When this is the right move
Use memory search when the workspace has enough notes, memory files, or optional session transcripts that you need retrieval rather than eyeballing files. It matters even more when the thing you need is a mix of human language and exact identifiers, because that is precisely where hybrid search beats plain grep-style thinking.
The practical workflow
- Make sure OpenClaw has an embedding provider path you actually intend to use, whether that is auto-detected from existing keys or set explicitly.
- Check index status before assuming the tool is broken. An empty or stale index produces bad recall no matter how good the prompt is.
- Rebuild the index when the docs or your config say the backend changed or the index looks stale.
- Enable optional ranking helpers such as temporal decay or MMR only when your note history is large enough to benefit from them.
- Test both semantic recall and exact-term recall so you know whether failures are about embeddings, full-text search, or both.
Grounded command or config pattern
The docs show a direct provider setting plus the core CLI commands for status and reindexing.
{
agents: {
defaults: {
memorySearch: {
provider: "openai",
},
},
},
}
openclaw memory status
openclaw memory search "query"
openclaw memory index --forceIf you have no embeddings configured, OpenClaw can still use lexical ranking over full-text results instead of falling all the way back to naive exact-match ordering. The docs also mention a local provider path when node-llama-cpp is installed next to OpenClaw.
Operator notes
The docs describe a two-path retrieval pipeline: vector similarity for semantic meaning and BM25 for exact terms, merged into one ranked result set. They also document optional temporal decay and MMR for large note histories, multimodal indexing with Gemini Embedding 2, and experimental session transcript indexing when you intentionally opt in. That makes memory search a tunable system rather than a single fixed behavior.
Rollout approach
For memory search, I would begin with the most boring questions possible: one paraphrased memory and one exact token or ID. If both work, the engine is basically healthy. If one fails, you know which retrieval path needs attention. That is faster than jumping straight into a vague “the agent forgot everything” conclusion.
Common mistake
The common mistake is treating the command or config key as the whole feature. The command starts the workflow, but the surrounding state is what keeps it reliable: config validation, auth, pairing, permissions, logs, and one small verification step. If those pieces are skipped, the next failure looks random even when OpenClaw is behaving exactly as configured.
Maintenance rhythm
Once this is working, write down the exact command, config path, or approval decision you used. Future you will not remember the tiny detail that made the setup safe. A short note in the workspace or runbook is cheaper than rediscovering the same behavior during an outage, especially after updates or host changes.
Safety checks
Remember that memory search is still grounded in files and configured indexes. It is not hidden magical memory. If you should not be indexing a directory or transcript collection, do not turn it on just because more recall sounds better. Better memory is still subject to the same privacy and workspace-boundary decisions as everything else in OpenClaw.
How to verify it worked
Run one search for an exact string such as an ID or config key and one search for a paraphrased idea. If exact search works but semantic search does not, check the embedding provider and openclaw memory status --deep. If nothing works, rebuild the index before you touch any higher-level memory feature.

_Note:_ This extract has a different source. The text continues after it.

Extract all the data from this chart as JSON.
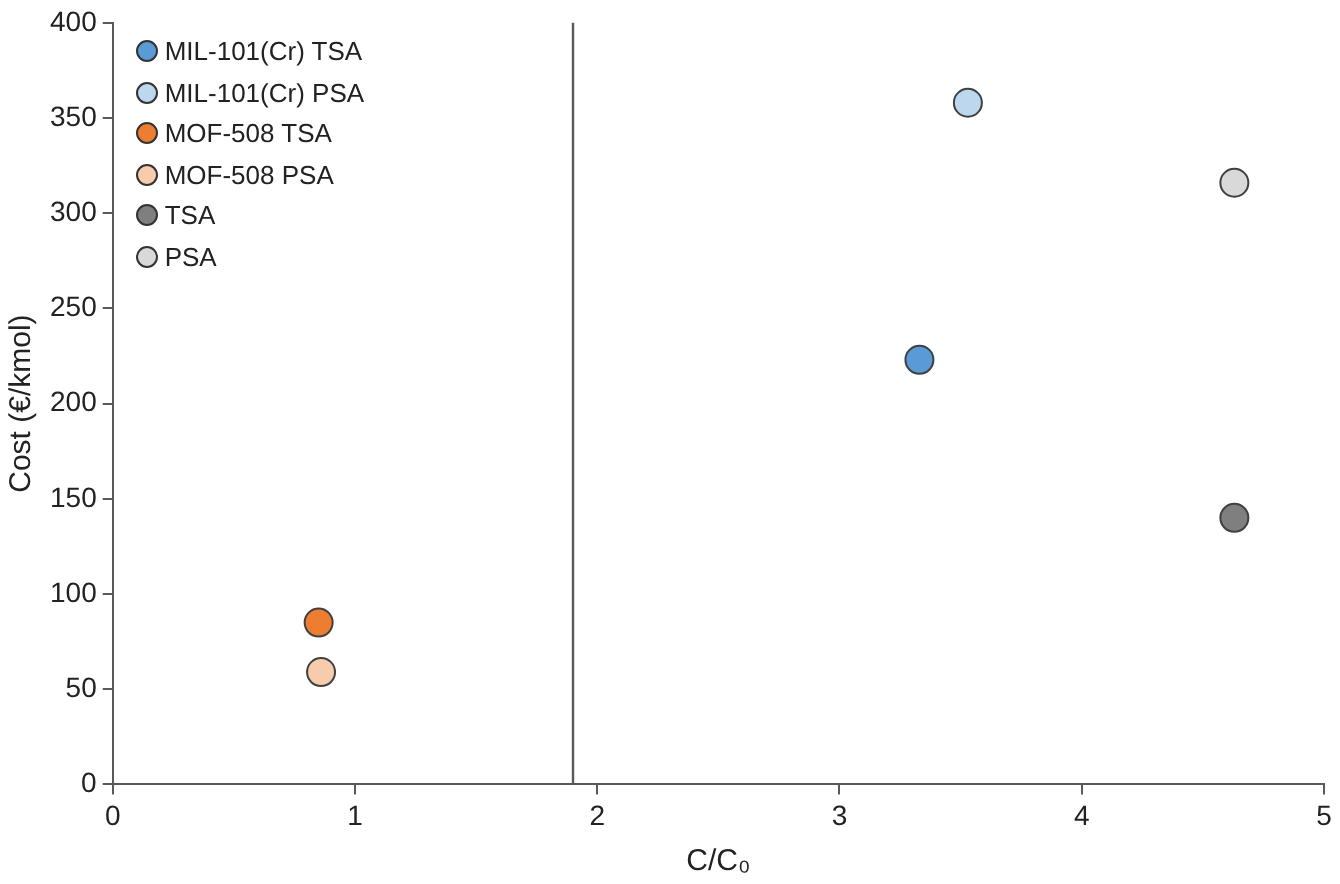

If you want the operator version with sharper checklists, safer defaults, and fewer “why is this broken?” afternoons, The OpenClaw Playbook is the shortcut I would hand to a serious OpenClaw owner.
Frequently Asked Questions
How does memory_search retrieve results?
The docs say OpenClaw runs vector search and BM25 keyword search in parallel and merges the results.
What should I do if memory_search returns no results?
The docs recommend checking openclaw memory status and rebuilding the index with openclaw memory index --force if needed.
Can memory search work without a cloud API key?
Yes. The docs describe a local provider path using node-llama-cpp for local embeddings.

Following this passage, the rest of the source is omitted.